“Impossibly good”: The moment James Taylor got The Beatles’ seal of approval
To be the Hall of Fame-inducted, six-time Grammy-winning rocker with the name of James Taylor should probably not incur issues of self-esteem, unless the most respected ears in music are in the room, that is.
It’s coming up to six decades to a day that changed the now 20-album strong Bostonian’s life, as he faced the scrutiny of The Beatles themselves.
A 19-year-old with a small opioid habit and a lot of ambition made a trip to London after a failed attempt at collaborating with his first band, Flying Machine, so he recorded a 20-minute demo that he got to Peter Asher, the new talent scout for The Beatles’ new Apple label. As hindsight would have assumed to be a given, Mr Asher saw a walking hit when he heard one, and secured the singer an audition with none other than George Harrison and Paul McCartney.
“The Beatles’ offices were in Baker Street then, and I auditioned there,” Taylor recalled during an interview with Uncut, “Paul recalls my playing with him and George in a small room. They asked Peter if he would like to produce me, and he said, ‘Yeah’.” That monumental day made a teenage James Taylor the first non-British and outside artist to be signed to The Beatles’ label.

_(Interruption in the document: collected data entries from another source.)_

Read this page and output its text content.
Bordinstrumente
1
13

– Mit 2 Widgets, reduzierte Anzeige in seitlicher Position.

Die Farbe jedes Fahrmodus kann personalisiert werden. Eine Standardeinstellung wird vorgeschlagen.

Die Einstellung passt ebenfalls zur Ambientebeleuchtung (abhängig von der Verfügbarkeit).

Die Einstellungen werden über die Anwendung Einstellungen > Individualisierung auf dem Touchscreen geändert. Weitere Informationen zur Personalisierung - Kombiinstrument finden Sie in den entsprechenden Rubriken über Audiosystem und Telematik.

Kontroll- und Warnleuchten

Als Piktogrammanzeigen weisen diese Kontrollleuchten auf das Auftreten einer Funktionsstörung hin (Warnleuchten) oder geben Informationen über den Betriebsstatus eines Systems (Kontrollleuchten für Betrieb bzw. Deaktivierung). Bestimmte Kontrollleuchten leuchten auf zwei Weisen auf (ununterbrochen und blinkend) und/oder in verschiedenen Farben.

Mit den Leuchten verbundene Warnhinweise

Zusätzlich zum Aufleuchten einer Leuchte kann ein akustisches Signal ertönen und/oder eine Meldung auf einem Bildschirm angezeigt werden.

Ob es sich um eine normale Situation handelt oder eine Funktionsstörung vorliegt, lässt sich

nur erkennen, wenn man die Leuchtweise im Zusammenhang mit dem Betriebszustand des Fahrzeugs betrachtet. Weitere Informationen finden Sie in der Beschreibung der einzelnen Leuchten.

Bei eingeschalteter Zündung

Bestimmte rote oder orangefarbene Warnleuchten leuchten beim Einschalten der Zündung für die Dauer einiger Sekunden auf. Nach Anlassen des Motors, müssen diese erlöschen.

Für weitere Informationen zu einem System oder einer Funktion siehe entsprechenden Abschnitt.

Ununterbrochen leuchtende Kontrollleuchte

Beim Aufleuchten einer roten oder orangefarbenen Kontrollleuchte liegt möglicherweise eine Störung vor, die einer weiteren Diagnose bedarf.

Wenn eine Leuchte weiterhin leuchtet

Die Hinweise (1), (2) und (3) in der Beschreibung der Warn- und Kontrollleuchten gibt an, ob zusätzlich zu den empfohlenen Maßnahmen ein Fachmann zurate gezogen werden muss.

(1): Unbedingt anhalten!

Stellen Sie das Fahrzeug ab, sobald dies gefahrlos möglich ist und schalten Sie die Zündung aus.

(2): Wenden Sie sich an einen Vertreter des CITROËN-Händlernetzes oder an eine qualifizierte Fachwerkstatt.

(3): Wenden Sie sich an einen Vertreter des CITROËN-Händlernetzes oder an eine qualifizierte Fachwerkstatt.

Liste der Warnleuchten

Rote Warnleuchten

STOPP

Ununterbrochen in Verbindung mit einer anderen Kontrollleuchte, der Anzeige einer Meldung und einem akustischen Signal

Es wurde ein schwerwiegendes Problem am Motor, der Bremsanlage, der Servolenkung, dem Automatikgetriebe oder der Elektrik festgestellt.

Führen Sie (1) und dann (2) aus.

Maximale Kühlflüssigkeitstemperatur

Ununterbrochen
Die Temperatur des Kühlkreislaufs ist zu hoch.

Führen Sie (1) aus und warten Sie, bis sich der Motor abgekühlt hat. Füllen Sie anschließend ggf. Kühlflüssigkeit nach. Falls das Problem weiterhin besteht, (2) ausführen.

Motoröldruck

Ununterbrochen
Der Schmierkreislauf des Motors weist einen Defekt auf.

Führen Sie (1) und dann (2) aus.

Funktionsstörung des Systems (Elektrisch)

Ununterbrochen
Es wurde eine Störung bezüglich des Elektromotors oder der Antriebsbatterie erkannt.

“It was unbelievable,” he giddily recalled in 2021 while speaking to Guitar World, “To be in London, the first person signed to their label in 1968, was really like catching the big wave”.
At the time, the Fab Four had been recording their ninth studio album, known as the White Album, at Soho’s Trident studios, since Abbey Road did not have a working eight-track machine, and Taylor recorded his debut album between their recording sessions. Both Harrison and McCartney went on to play on his album James Taylor, which was released in 1969 to critical success. However, the label’s change in direction meant that most acts that were not The Beatles got dropped, but Peter Asher kept on producing him.
Nonetheless, Taylor still remembers the Beatles on good terms: “We are still good and dear friends. Although, in my opinion, the first album was a little over-produced, to have been acknowledged by and green-lighted by The Beatles was for me like a dream.”
The partnership lived on in The Beatles’ own work, too, as Taylor’s auditioning song ‘Something In The Way She Moves’ later went on to inspire The Beatles’ ageless hit ‘Something’. After being sung to by this powerful young voice, Harrison made it ‘Something’ of his own for 1969’s Abbey Road. Although his generosity could have been seen as young naivety, Taylor was seemingly happy to share the track: “I don’t think he intentionally ripped anything off, and all music is borrowed from other music,” he explained in the book Hearts of Darkness: James Taylor, Jackson Browne, Cat Stevens, and the Unlikely Rise of the Singer-Songwriter.
Although he later went on to have his stardom in another continent, for another label, and long after The Beatles split, that moment in a room in London with the band’s approval was fundamental to a young man’s success: “That was like something that would happen in a sort of daydream. It was just totally improbable and impossibly good”.